「葛原勾当 こぼれ話2」を載せました

《明石の浜の月夜の演奏会》  仮名遣いは現代仮名遣い、漢字は新字体にしています
 
 年に一度ずつ、彼は和船に乗って京都へ修行に出るのであったが、汐の加減で所々の浜や港に船を繋いで、汐待ちをせねばならなかった事は前にも言った。その明石の浦での汐待ちの一夕、彼は弟子の千代一と同行の呉服商人たる隣村の森蔵と三人で人丸神社へ参拝した。

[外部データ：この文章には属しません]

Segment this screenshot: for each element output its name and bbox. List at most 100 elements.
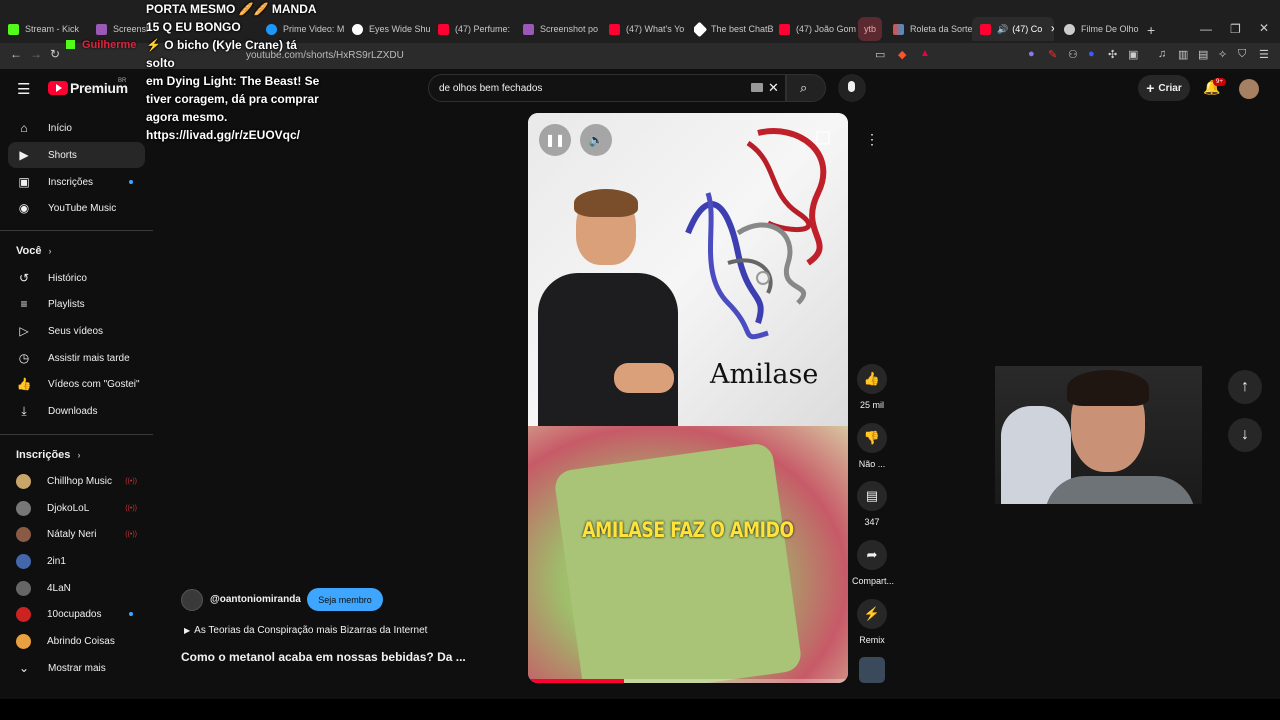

 三人連は参拝を終えて舟に戻ったが、その夜の月の美しさ、船頭も森蔵も波の美しさを称え、淡路島の絵に似るのを褒める。盲人ながら月光を浴びて舷に座していると、気も清らに心も澄んで、だまってはおれなくなった。一曲弾きたくなった。森蔵も勧めるけれども、船旅する身は琴を持って来ていない。明石の町家には琴もあろうというので、船頭を借りに歩かせたが、何家にも、とやかくの理由で貸してくれぬ。その中、町はずれの小さな家の老人が「多年弾かないが・・・」と言って古い琴を一面貸してくれたので、悦んだのは船頭どころか、千代一は早速、弦も締め直して携帯していた三味線の竿を仕組んで、合奏しだした。
一曲また一曲。
なかば、物好きについて来た町人の中には、これをきいてその音色に感じて、次では人々を呼び集めて聞くのであったが、中の一人が言うには、
 「昔から、明石という曲がある事は聞いているが、その曲を聞いた事はない。もし、『明石』の曲をご存知か・・・」
と言うに任せて、「明石」を弾いた。中には、
 「昔から『弄斎(ろうさい)』という曲がある事は聞いているが、その曲を聞いたことはない。もし、『弄斎』の曲をご存知か・・・」
とも言うので、『弄斎』を弾いた。驚いた人らは船頭に聞いた。
 「一体、この盲人はどこの国の人か」
これには、千代一が答えた。
 「私共は、西の方の盲人です」
 「西の方とは、どちらで・・・」
 「なーに、西の方です。」
ときくや、中に、
 「これから西で、これ位の腕利きは、備後の葛原勾当くらいのものだが、まさか、葛原勾当ではおわすまい。」
と言うものがあったので、森蔵は覚えず大きな声で、
 「そうですよ、そうですよ、葛原勾当ですよ」
と叫んだ。
すると、浜に集まって来ていた人らの中には、先刻、とやかくの理由で琴を貸してくれなかった家の主人達の顔も見えたが、皆、
 「今夜は、私の家に泊まって下さい」
 「いえ、自分の家で、もっと弾いて聞かして下されよ」
 「なに、私の家へ」
 「実はそれよりは、少し善い琴もありますから・・・」
などなど、中々、熱心に招ずるのであったが、汐は十分に満ちていたので、船頭はかねて勾当の心持をも知っていた同国の者ではあったし、そのまま、借りた古い琴の持主には、厚く礼をして返し、浜の人らに別れを告げて、京をさして明石の浜を後にしたという。
 月は上がって高く、波はいよいよ美しく、舟中の三人三様の気持よさ。陸上に見送る人らの心の中にも、それぞれの気持よさがあったろう。